* Osmosi: I pesci marini sono adattati a un ambiente ad alto sale (acqua salata). I loro corpi sono progettati per mantenere un equilibrio di fluidi e sali. Se collocata in acqua dolce, l'acqua fuori dai loro corpi ha una concentrazione di sale inferiore. Ciò fa sì che l'acqua si precipiti nel corpo del pesce attraverso l'osmosi, nel tentativo di equalizzare la concentrazione di sale.
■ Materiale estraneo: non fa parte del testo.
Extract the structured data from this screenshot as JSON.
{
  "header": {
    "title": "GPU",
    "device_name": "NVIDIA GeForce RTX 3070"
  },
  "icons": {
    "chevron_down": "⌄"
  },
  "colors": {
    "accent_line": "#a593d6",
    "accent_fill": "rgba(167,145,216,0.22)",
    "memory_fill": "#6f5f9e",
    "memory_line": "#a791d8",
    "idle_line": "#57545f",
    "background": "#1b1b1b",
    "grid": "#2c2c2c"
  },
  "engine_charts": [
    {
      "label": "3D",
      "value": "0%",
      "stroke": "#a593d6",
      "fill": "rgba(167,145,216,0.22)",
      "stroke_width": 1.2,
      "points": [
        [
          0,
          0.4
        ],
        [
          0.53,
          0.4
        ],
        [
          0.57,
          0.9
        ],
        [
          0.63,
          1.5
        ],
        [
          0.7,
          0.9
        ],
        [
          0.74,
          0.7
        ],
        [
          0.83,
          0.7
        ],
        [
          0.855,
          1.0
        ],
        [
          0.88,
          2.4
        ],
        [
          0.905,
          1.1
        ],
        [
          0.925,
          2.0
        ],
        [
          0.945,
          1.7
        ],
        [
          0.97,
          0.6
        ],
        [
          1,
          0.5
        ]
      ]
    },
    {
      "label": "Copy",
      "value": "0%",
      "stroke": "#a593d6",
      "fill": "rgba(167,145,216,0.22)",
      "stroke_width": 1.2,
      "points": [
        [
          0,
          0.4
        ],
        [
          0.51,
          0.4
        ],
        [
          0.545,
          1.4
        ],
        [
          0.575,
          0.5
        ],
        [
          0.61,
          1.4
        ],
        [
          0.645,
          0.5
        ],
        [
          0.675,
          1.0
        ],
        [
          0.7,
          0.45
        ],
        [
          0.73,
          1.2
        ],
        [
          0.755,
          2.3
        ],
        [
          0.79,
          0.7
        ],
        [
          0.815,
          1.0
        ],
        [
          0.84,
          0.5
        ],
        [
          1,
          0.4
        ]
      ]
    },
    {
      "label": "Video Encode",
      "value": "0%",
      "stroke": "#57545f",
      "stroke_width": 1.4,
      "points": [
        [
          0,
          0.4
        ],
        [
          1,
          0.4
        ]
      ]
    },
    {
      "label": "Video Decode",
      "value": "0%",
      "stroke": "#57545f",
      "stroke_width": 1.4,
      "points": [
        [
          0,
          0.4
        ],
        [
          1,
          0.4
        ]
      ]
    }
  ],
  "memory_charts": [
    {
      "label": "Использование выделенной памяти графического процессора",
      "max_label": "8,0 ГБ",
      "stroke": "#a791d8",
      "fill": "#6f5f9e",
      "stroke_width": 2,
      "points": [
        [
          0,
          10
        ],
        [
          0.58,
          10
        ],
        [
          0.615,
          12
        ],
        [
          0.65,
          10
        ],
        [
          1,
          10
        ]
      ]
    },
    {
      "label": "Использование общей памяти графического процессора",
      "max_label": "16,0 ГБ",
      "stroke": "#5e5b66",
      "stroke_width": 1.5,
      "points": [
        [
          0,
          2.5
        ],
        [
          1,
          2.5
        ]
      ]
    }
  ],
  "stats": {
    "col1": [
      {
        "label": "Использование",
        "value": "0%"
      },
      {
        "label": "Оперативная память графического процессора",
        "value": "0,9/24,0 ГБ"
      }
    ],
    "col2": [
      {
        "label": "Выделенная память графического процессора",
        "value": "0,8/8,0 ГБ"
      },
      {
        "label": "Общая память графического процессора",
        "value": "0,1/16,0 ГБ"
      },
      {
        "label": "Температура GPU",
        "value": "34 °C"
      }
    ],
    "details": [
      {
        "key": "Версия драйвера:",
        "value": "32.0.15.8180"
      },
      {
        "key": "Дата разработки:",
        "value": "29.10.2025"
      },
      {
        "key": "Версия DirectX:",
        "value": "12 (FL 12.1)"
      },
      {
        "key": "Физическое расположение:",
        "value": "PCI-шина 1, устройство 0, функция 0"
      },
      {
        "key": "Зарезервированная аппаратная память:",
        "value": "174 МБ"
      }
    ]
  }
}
L'afflusso di acqua può portare a gonfiore, danno cellulare e infine alla morte.
* Regolazione ionica: I pesci marini hanno cellule specializzate che li aiutano a regolare la quantità di sali nei loro corpi. In acqua dolce, questi meccanismi sarebbero sopraffatti, in quanto sono progettati per rimuovere il sale in eccesso, non per acquisirlo. Ciò interromperebbe il loro equilibrio interno.
* Adattamenti fisiologici: I pesci marini hanno evoluto adattamenti specifici per prosperare nell'acqua salata, tra cui:
* Gills: Le loro branchie sono strutturate per estrarre in modo efficiente ossigeno dall'acqua e regolare i livelli di sale.
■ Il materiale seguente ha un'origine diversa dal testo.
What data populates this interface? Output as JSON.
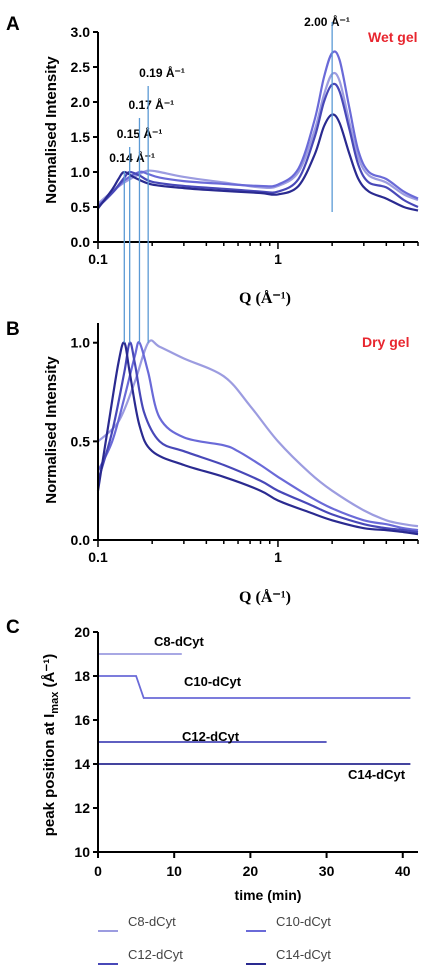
{
  "colors": {
    "C8-dCyt": "#9c9ce0",
    "C10-dCyt": "#6a6ad8",
    "C12-dCyt": "#4848b8",
    "C14-dCyt": "#2a2a90",
    "peak_line": "#5b9ad5",
    "condition_text": "#e8262f"
  },
  "panels": {
    "A": {
      "letter": "A",
      "condition": "Wet gel"
    },
    "B": {
      "letter": "B",
      "condition": "Dry gel"
    },
    "C": {
      "letter": "C"
    }
  },
  "legend": [
    "C8-dCyt",
    "C10-dCyt",
    "C12-dCyt",
    "C14-dCyt"
  ],
  "chart_data": [
    {
      "panel": "A",
      "type": "line",
      "ylabel": "Normalised Intensity",
      "xlabel": "Q (Å⁻¹)",
      "xscale": "log",
      "xlim": [
        0.1,
        6
      ],
      "ylim": [
        0,
        3
      ],
      "xticks": [
        "0.1",
        "1"
      ],
      "yticks": [
        "0.0",
        "0.5",
        "1.0",
        "1.5",
        "2.0",
        "2.5",
        "3.0"
      ],
      "annotations": [
        {
          "text": "0.14 Å⁻¹",
          "x": 0.14
        },
        {
          "text": "0.15 Å⁻¹",
          "x": 0.15
        },
        {
          "text": "0.17 Å⁻¹",
          "x": 0.17
        },
        {
          "text": "0.19 Å⁻¹",
          "x": 0.19
        },
        {
          "text": "2.00 Å⁻¹",
          "x": 2.0
        }
      ],
      "series": [
        {
          "name": "C8-dCyt",
          "x": [
            0.1,
            0.12,
            0.14,
            0.17,
            0.19,
            0.22,
            0.3,
            0.5,
            0.8,
            1.0,
            1.3,
            1.6,
            1.8,
            2.0,
            2.2,
            2.5,
            2.8,
            3.2,
            4.0,
            5.0,
            6.0
          ],
          "y": [
            0.55,
            0.72,
            0.85,
            0.97,
            1.02,
            1.0,
            0.93,
            0.85,
            0.78,
            0.8,
            1.0,
            1.6,
            2.1,
            2.4,
            2.3,
            1.7,
            1.2,
            0.95,
            0.85,
            0.68,
            0.6
          ]
        },
        {
          "name": "C10-dCyt",
          "x": [
            0.1,
            0.12,
            0.14,
            0.17,
            0.19,
            0.22,
            0.3,
            0.5,
            0.8,
            1.0,
            1.3,
            1.6,
            1.8,
            2.0,
            2.2,
            2.5,
            2.8,
            3.2,
            4.0,
            5.0,
            6.0
          ],
          "y": [
            0.52,
            0.7,
            0.88,
            1.0,
            0.97,
            0.92,
            0.87,
            0.83,
            0.8,
            0.82,
            1.05,
            1.75,
            2.35,
            2.7,
            2.6,
            1.9,
            1.3,
            1.0,
            0.9,
            0.72,
            0.62
          ]
        },
        {
          "name": "C12-dCyt",
          "x": [
            0.1,
            0.12,
            0.14,
            0.15,
            0.17,
            0.2,
            0.3,
            0.5,
            0.8,
            1.0,
            1.3,
            1.6,
            1.8,
            2.0,
            2.2,
            2.5,
            2.8,
            3.2,
            4.0,
            5.0,
            6.0
          ],
          "y": [
            0.5,
            0.7,
            0.92,
            1.0,
            0.95,
            0.86,
            0.8,
            0.76,
            0.72,
            0.72,
            0.9,
            1.5,
            2.0,
            2.25,
            2.15,
            1.6,
            1.1,
            0.85,
            0.78,
            0.6,
            0.5
          ]
        },
        {
          "name": "C14-dCyt",
          "x": [
            0.1,
            0.12,
            0.13,
            0.14,
            0.16,
            0.2,
            0.3,
            0.5,
            0.8,
            1.0,
            1.3,
            1.6,
            1.8,
            2.0,
            2.2,
            2.5,
            2.8,
            3.2,
            4.0,
            5.0,
            6.0
          ],
          "y": [
            0.48,
            0.75,
            0.9,
            1.0,
            0.92,
            0.82,
            0.77,
            0.73,
            0.7,
            0.68,
            0.8,
            1.25,
            1.65,
            1.82,
            1.7,
            1.25,
            0.9,
            0.72,
            0.62,
            0.5,
            0.45
          ]
        }
      ]
    },
    {
      "panel": "B",
      "type": "line",
      "ylabel": "Normalised Intensity",
      "xlabel": "Q (Å⁻¹)",
      "xscale": "log",
      "xlim": [
        0.1,
        6
      ],
      "ylim": [
        0,
        1.1
      ],
      "xticks": [
        "0.1",
        "1"
      ],
      "yticks": [
        "0.0",
        "0.5",
        "1.0"
      ],
      "series": [
        {
          "name": "C8-dCyt",
          "x": [
            0.1,
            0.13,
            0.16,
            0.19,
            0.22,
            0.3,
            0.5,
            0.7,
            1.0,
            1.5,
            2.0,
            3.0,
            4.0,
            5.0,
            6.0
          ],
          "y": [
            0.5,
            0.6,
            0.8,
            1.0,
            0.98,
            0.92,
            0.83,
            0.68,
            0.5,
            0.34,
            0.25,
            0.15,
            0.1,
            0.08,
            0.07
          ]
        },
        {
          "name": "C10-dCyt",
          "x": [
            0.1,
            0.12,
            0.14,
            0.16,
            0.17,
            0.19,
            0.22,
            0.3,
            0.5,
            0.6,
            0.8,
            1.0,
            1.5,
            2.0,
            3.0,
            4.0,
            5.0,
            6.0
          ],
          "y": [
            0.35,
            0.5,
            0.72,
            0.93,
            1.0,
            0.85,
            0.62,
            0.52,
            0.48,
            0.45,
            0.38,
            0.32,
            0.22,
            0.16,
            0.1,
            0.08,
            0.06,
            0.05
          ]
        },
        {
          "name": "C12-dCyt",
          "x": [
            0.1,
            0.12,
            0.14,
            0.15,
            0.16,
            0.18,
            0.22,
            0.3,
            0.5,
            0.8,
            1.0,
            1.5,
            2.0,
            3.0,
            4.0,
            5.0,
            6.0
          ],
          "y": [
            0.3,
            0.55,
            0.85,
            1.0,
            0.9,
            0.65,
            0.5,
            0.45,
            0.38,
            0.3,
            0.25,
            0.18,
            0.13,
            0.08,
            0.06,
            0.05,
            0.04
          ]
        },
        {
          "name": "C14-dCyt",
          "x": [
            0.1,
            0.115,
            0.13,
            0.14,
            0.15,
            0.17,
            0.2,
            0.3,
            0.5,
            0.8,
            1.0,
            1.5,
            2.0,
            3.0,
            4.0,
            5.0,
            6.0
          ],
          "y": [
            0.25,
            0.6,
            0.9,
            1.0,
            0.85,
            0.58,
            0.45,
            0.38,
            0.32,
            0.25,
            0.2,
            0.14,
            0.1,
            0.06,
            0.05,
            0.04,
            0.03
          ]
        }
      ]
    },
    {
      "panel": "C",
      "type": "line",
      "ylabel": "peak position at I",
      "ylabel_sub": "max",
      "ylabel_unit": " (Å⁻¹)",
      "xlabel": "time (min)",
      "xlim": [
        0,
        42
      ],
      "ylim": [
        10,
        20
      ],
      "xticks": [
        "0",
        "10",
        "20",
        "30",
        "40"
      ],
      "yticks": [
        "10",
        "12",
        "14",
        "16",
        "18",
        "20"
      ],
      "series": [
        {
          "name": "C8-dCyt",
          "x": [
            0,
            11
          ],
          "y": [
            19,
            19
          ]
        },
        {
          "name": "C10-dCyt",
          "x": [
            0,
            5,
            6,
            41
          ],
          "y": [
            18,
            18,
            17,
            17
          ]
        },
        {
          "name": "C12-dCyt",
          "x": [
            0,
            30
          ],
          "y": [
            15,
            15
          ]
        },
        {
          "name": "C14-dCyt",
          "x": [
            0,
            41
          ],
          "y": [
            14,
            14
          ]
        }
      ]
    }
  ]
}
* Reni: I loro reni sono progettati per espellere il sale in eccesso.
* Skin: La loro pelle aiuta a proteggerli dalla dura salinità dell'acqua di mare.
In sintesi: I pesci marini e i pesci d'acqua dolce hanno evoluto meccanismi diversi per la sopravvivenza nei rispettivi ambienti. Mettere un pesce marino in acqua dolce è come mettere un essere umano in una pentola bollente - è completamente incompatibile con la loro biologia.